When this news arrived the Germans quickly surrendered and went into prisoner
of war camps. Here a large number of them died from the Spanish influenza outbreak that ravaged a wold that had already suffered so much after the war. One happy
end to this story is that the German government paid these native troops a
pension well into the 1960’s.
Frass never returned to Africa
as the sickness that had struck him down turned out to be Amoebic dysentery, which continued to eat away at his body until he was a shell of his former self. He died
four days after his son was killed on the Western Front!
Hans Reck would fall ill, was captured and spent two years in an Egyptian prisoner of war camp. He should have become world
famous for his discovery of the first significant human fossils at Olduvai Gorge, yet this glory would fall on a young Rhodesian anthropologist who’d
been employed by the new lords of Tendaguru, the British, as he could speak
several local dialects.
Louis Leakey joined a hauntingly similar
effort to the Germans when the British also collected a large amount of money
through donations and selected a Canadian palaeontologist called William E. Cutler to dig
the site. This expedition also ended in tragedy as, ignoring Leakey’s warnings about the
dangers of malaria and other disease born by the insects of the region, Cutler refused to sleep under a net and died with six months of his arrival.

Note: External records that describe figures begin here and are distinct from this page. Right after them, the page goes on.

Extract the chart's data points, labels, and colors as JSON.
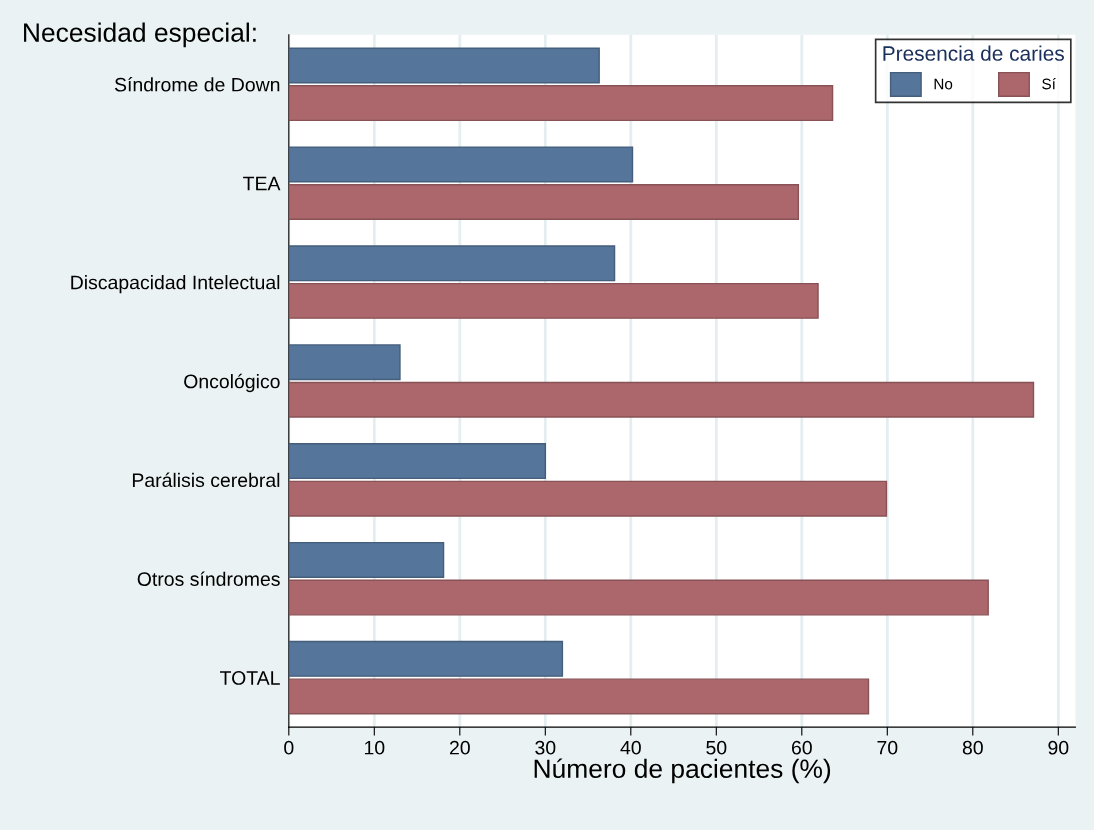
{
  "chart_data": {
    "type": "bar",
    "orientation": "horizontal",
    "ylabel": "Necesidad especial:",
    "xlabel": "Número de pacientes (%)",
    "legend_title": "Presencia de caries",
    "categories": [
      "Síndrome de Down",
      "TEA",
      "Discapacidad Intelectual",
      "Oncológico",
      "Parálisis cerebral",
      "Otros síndromes",
      "TOTAL"
    ],
    "series": [
      {
        "name": "No",
        "color": "#55759a",
        "values": [
          36.3,
          40.2,
          38.1,
          13.0,
          30.0,
          18.1,
          32.0
        ]
      },
      {
        "name": "Sí",
        "color": "#ab676b",
        "values": [
          63.6,
          59.6,
          61.9,
          87.1,
          69.9,
          81.8,
          67.8
        ]
      }
    ],
    "xlim": [
      0,
      92
    ],
    "xticks": [
      0,
      10,
      20,
      30,
      40,
      50,
      60,
      70,
      80,
      90
    ],
    "grid": "x",
    "legend": "top right"
  }
}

Leaky would go on to fame and glory for his Olduvai
Gorge discoveries, while Reck is all but forgotten, dying in 1936 while
travelling to Tanganyika to examine a new human skull found there. As for the fossils he had hidden for protection, many would never been seen again!

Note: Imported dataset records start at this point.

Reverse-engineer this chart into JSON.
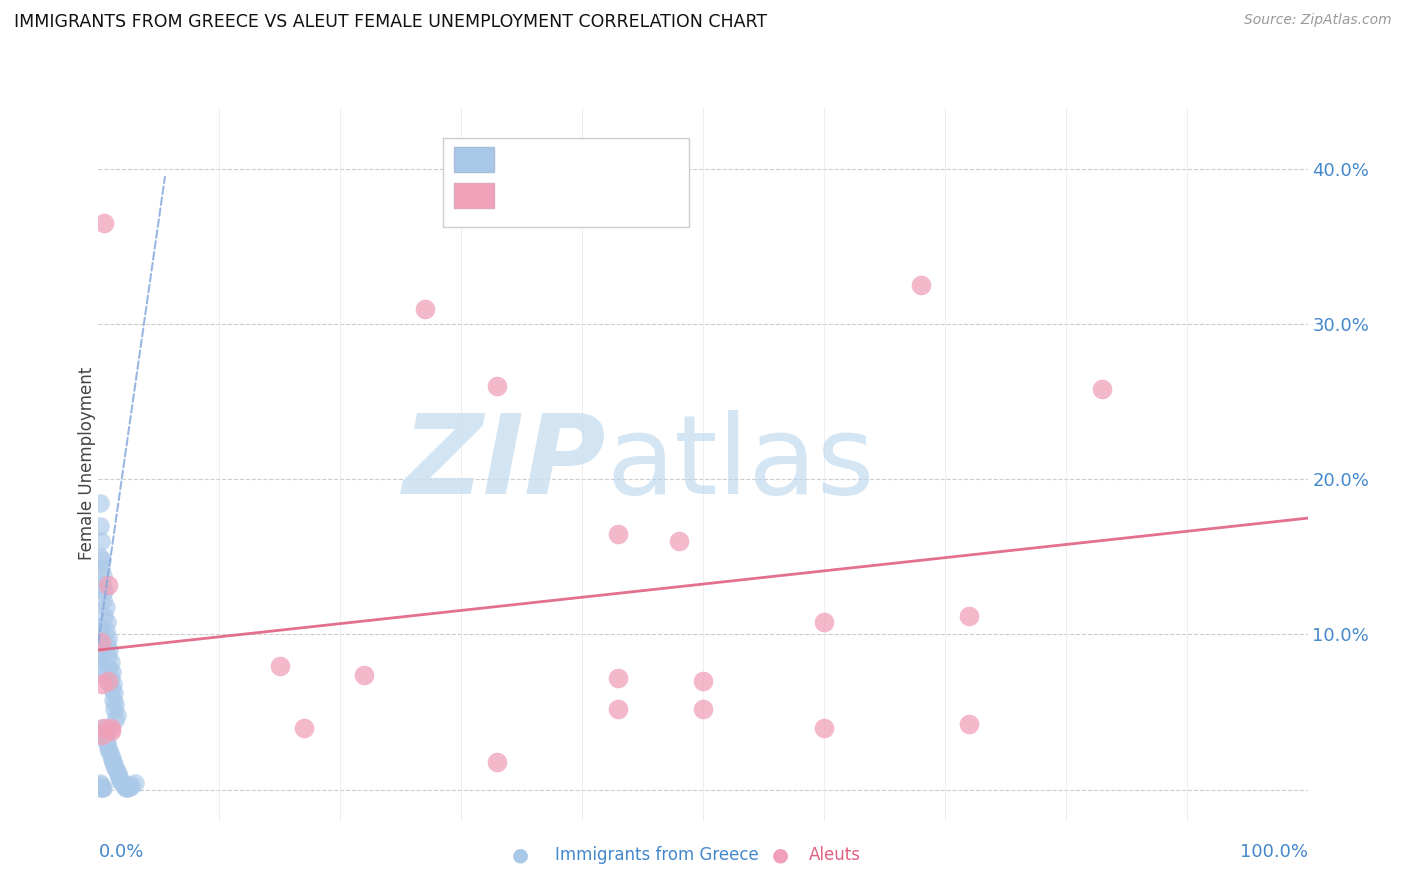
{
  "title": "IMMIGRANTS FROM GREECE VS ALEUT FEMALE UNEMPLOYMENT CORRELATION CHART",
  "source": "Source: ZipAtlas.com",
  "ylabel": "Female Unemployment",
  "yticks": [
    0.0,
    0.1,
    0.2,
    0.3,
    0.4
  ],
  "ytick_labels_right": [
    "",
    "10.0%",
    "20.0%",
    "30.0%",
    "40.0%"
  ],
  "xlim": [
    0.0,
    1.0
  ],
  "ylim": [
    -0.02,
    0.44
  ],
  "blue_color": "#aac8e8",
  "pink_color": "#f0a0b8",
  "blue_line_color": "#6699cc",
  "pink_line_color": "#e06080",
  "grid_color": "#cccccc",
  "blue_scatter": [
    [
      0.001,
      0.185
    ],
    [
      0.001,
      0.17
    ],
    [
      0.002,
      0.16
    ],
    [
      0.001,
      0.15
    ],
    [
      0.003,
      0.148
    ],
    [
      0.002,
      0.142
    ],
    [
      0.004,
      0.138
    ],
    [
      0.003,
      0.132
    ],
    [
      0.005,
      0.128
    ],
    [
      0.004,
      0.122
    ],
    [
      0.006,
      0.118
    ],
    [
      0.005,
      0.112
    ],
    [
      0.007,
      0.108
    ],
    [
      0.006,
      0.102
    ],
    [
      0.008,
      0.098
    ],
    [
      0.007,
      0.094
    ],
    [
      0.009,
      0.09
    ],
    [
      0.008,
      0.086
    ],
    [
      0.01,
      0.082
    ],
    [
      0.009,
      0.078
    ],
    [
      0.011,
      0.076
    ],
    [
      0.01,
      0.072
    ],
    [
      0.012,
      0.068
    ],
    [
      0.011,
      0.065
    ],
    [
      0.013,
      0.062
    ],
    [
      0.012,
      0.058
    ],
    [
      0.014,
      0.055
    ],
    [
      0.013,
      0.052
    ],
    [
      0.015,
      0.048
    ],
    [
      0.014,
      0.045
    ],
    [
      0.003,
      0.04
    ],
    [
      0.004,
      0.038
    ],
    [
      0.005,
      0.035
    ],
    [
      0.006,
      0.032
    ],
    [
      0.007,
      0.03
    ],
    [
      0.008,
      0.027
    ],
    [
      0.009,
      0.025
    ],
    [
      0.01,
      0.022
    ],
    [
      0.011,
      0.02
    ],
    [
      0.012,
      0.018
    ],
    [
      0.013,
      0.016
    ],
    [
      0.014,
      0.014
    ],
    [
      0.015,
      0.012
    ],
    [
      0.016,
      0.01
    ],
    [
      0.017,
      0.008
    ],
    [
      0.018,
      0.006
    ],
    [
      0.019,
      0.005
    ],
    [
      0.02,
      0.004
    ],
    [
      0.021,
      0.003
    ],
    [
      0.022,
      0.002
    ],
    [
      0.001,
      0.004
    ],
    [
      0.002,
      0.003
    ],
    [
      0.001,
      0.002
    ],
    [
      0.002,
      0.001
    ],
    [
      0.003,
      0.001
    ],
    [
      0.004,
      0.001
    ],
    [
      0.023,
      0.001
    ],
    [
      0.024,
      0.001
    ],
    [
      0.025,
      0.002
    ],
    [
      0.026,
      0.002
    ],
    [
      0.027,
      0.003
    ],
    [
      0.03,
      0.004
    ],
    [
      0.001,
      0.095
    ],
    [
      0.001,
      0.1
    ],
    [
      0.001,
      0.105
    ],
    [
      0.001,
      0.092
    ],
    [
      0.001,
      0.088
    ],
    [
      0.001,
      0.085
    ],
    [
      0.001,
      0.08
    ],
    [
      0.001,
      0.075
    ]
  ],
  "pink_scatter": [
    [
      0.005,
      0.365
    ],
    [
      0.27,
      0.31
    ],
    [
      0.68,
      0.325
    ],
    [
      0.33,
      0.26
    ],
    [
      0.83,
      0.258
    ],
    [
      0.43,
      0.165
    ],
    [
      0.48,
      0.16
    ],
    [
      0.008,
      0.132
    ],
    [
      0.6,
      0.108
    ],
    [
      0.72,
      0.112
    ],
    [
      0.15,
      0.08
    ],
    [
      0.22,
      0.074
    ],
    [
      0.43,
      0.072
    ],
    [
      0.5,
      0.07
    ],
    [
      0.6,
      0.04
    ],
    [
      0.72,
      0.042
    ],
    [
      0.17,
      0.04
    ],
    [
      0.33,
      0.018
    ],
    [
      0.43,
      0.052
    ],
    [
      0.5,
      0.052
    ],
    [
      0.003,
      0.068
    ],
    [
      0.008,
      0.07
    ],
    [
      0.005,
      0.04
    ],
    [
      0.01,
      0.04
    ],
    [
      0.003,
      0.035
    ],
    [
      0.01,
      0.038
    ],
    [
      0.002,
      0.095
    ]
  ],
  "blue_trend_x": [
    0.0,
    0.055
  ],
  "blue_trend_y": [
    0.095,
    0.395
  ],
  "pink_trend_x": [
    0.0,
    1.0
  ],
  "pink_trend_y": [
    0.09,
    0.175
  ]
}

Janensch and Henning had also become ‘kriegsgeolge’
(war geologists) during the conflict, with Janensch winning an Iron Cross 2nd grade. Both returned to palaeontology after the war.
Wollf Furtwängler had arrived missing much of his equipment,
including his bedding and mosquito nets. While sleeping in a grass hut he was bitten by ticks and fell gravely ill. He was sent to nearby Lindi to
recover, only to walk all the way back when he began feeling a little better. This move destroyed
his health forever and he was sent home, never to return to Tendaguru either.
Former governor Wendt was killed after leading his
small force of natives to push the invading Portuguese out of the German
territory. Hans von Staff died drilling boreholes to supply the
African army with water as it crossed the Namibian desert. He had been
suffering from Typhus, and became so exhausted trying to save his men that he
could no longer fight off the disease.
Bernhard Sattler - who’d originally found the
fossil site - was killed in 1915 when he tried to stop one of his own drunken
troops from looting. Apparently the rest of his Askari captured the murderer
and put him to a very slowly death, a sure sign of how much the Africans had
respected the geologist.
The Berlin Museum's East African fossils proved to be the best survivors from these expedition. Even though it took decades to prepare them, and had cost the lives of almost everyone involved, while all around them was destroyed they alone seem to have survived the allied bombing of Berlin during the Second World War . Allied
commanders it turns out had been asked to try and avoid damaging the buildings
storing them, which astonishingly they did. This of course was not true for other African fossils found and stored in Germany, with most famously the Spinosaurus fossils from Egypt (found and described by Ernst Stromer in 1915) were destroyed "during the night of 24/25 April 1944 in a British bombing raid of Munich".